Matt Candler, CEO of the educational innovation program 4.0 Schools, is building a machine that builds schools. He calls it "The Tiny Schools Project", and oh, oh, oh is it exciting.
Candler suggests we think about restaurants.
Once upon a time, he writes, if you wanted to open a restaurant, well, you opened a restaurant! You raised gobs of money, hired a staff, picked a location, and jumped into it!
What a great way to fail. There are so many balls to juggle in starting a restaurant, many of which have nothing to do with food or ambiance — in fact, you can perfect the essentials, and still fail!
And so it goes with schools. Founding a regular-sized school involves juggling at least as many balls as a restaurant does.

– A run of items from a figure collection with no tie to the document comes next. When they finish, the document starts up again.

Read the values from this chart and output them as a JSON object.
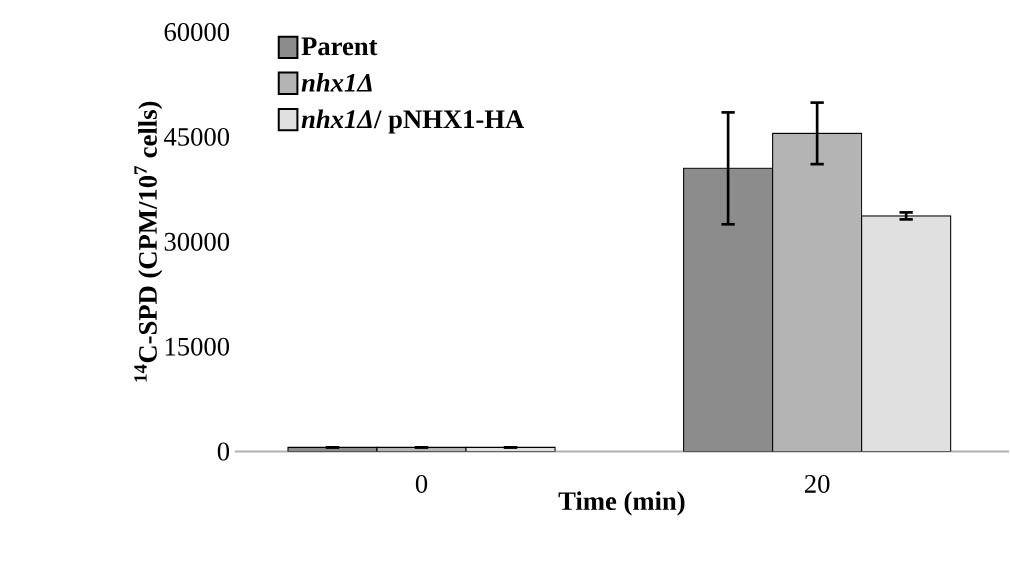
{
  "chart_data": {
    "type": "bar",
    "xlabel": "Time (min)",
    "ylabel": "$^{14}$C-SPD (CPM/10$^{7}$ cells)",
    "categories": [
      "0",
      "20"
    ],
    "series": [
      {
        "name": "Parent",
        "color": "#8c8c8c",
        "values": [
          600,
          40500
        ],
        "errors": [
          null,
          8000
        ]
      },
      {
        "name": "*nhx1Δ*",
        "color": "#b4b4b4",
        "values": [
          600,
          45500
        ],
        "errors": [
          null,
          4400
        ]
      },
      {
        "name": "*nhx1Δ*/ pNHX1-HA",
        "color": "#e0e0e0",
        "values": [
          600,
          33700
        ],
        "errors": [
          null,
          500
        ]
      }
    ],
    "ylim": [
      0,
      60000
    ],
    "yticks": [
      0,
      15000,
      30000,
      45000,
      60000
    ],
    "grid": false,
    "legend": "top left"
  }
}
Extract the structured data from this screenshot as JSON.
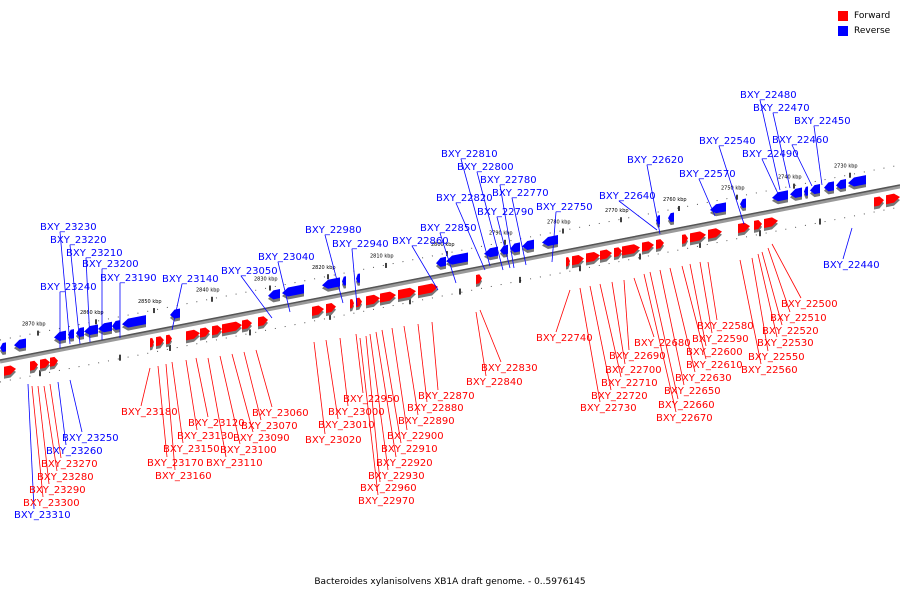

Candler cites a study which found that 86% of charter schools that fail do so because of reasons unrelated to academics.
Enter food trucks.
Nowadays, if you want to start a restaurant, there's a straighter path: get a food truck.
The food truck revolution has created a middle space for starting a restaurant: something more complex than your kitchen, but something less complex than a bricks-and-mortar site.
There are even companies that will rent you the truck, and help you develop the nonessentials — and leave the creative cooking up to you.
What 4.0 Schools is doing is making a food truck model for new kinds of schools. This is the Tiny Schools Project. And it seems to be built on the Lean Startup framework (which I've lauded previously on this blog).
Our question, right now, is: what we should take from this? Should we join a cohort? Should we borrow loosely from their model? (In some ways, we've been planning a tiny school all along — starting with 1-2 small classes, and iterating/growing from there.)
Whatever we decide: how exciting! How wonderful to see the wonderful become the new normal.
If you're interested in starting with some brief articles about 4.0 Schools Tiny Schools, you might enjoy What if we tested schools the way chefs test new restaurants?, 4 ways to make Tiny Schools, and The Tiny Schools Project.
Massive thanks to reader Tom Huntington, who pointed me toward the Tiny Schools Project website!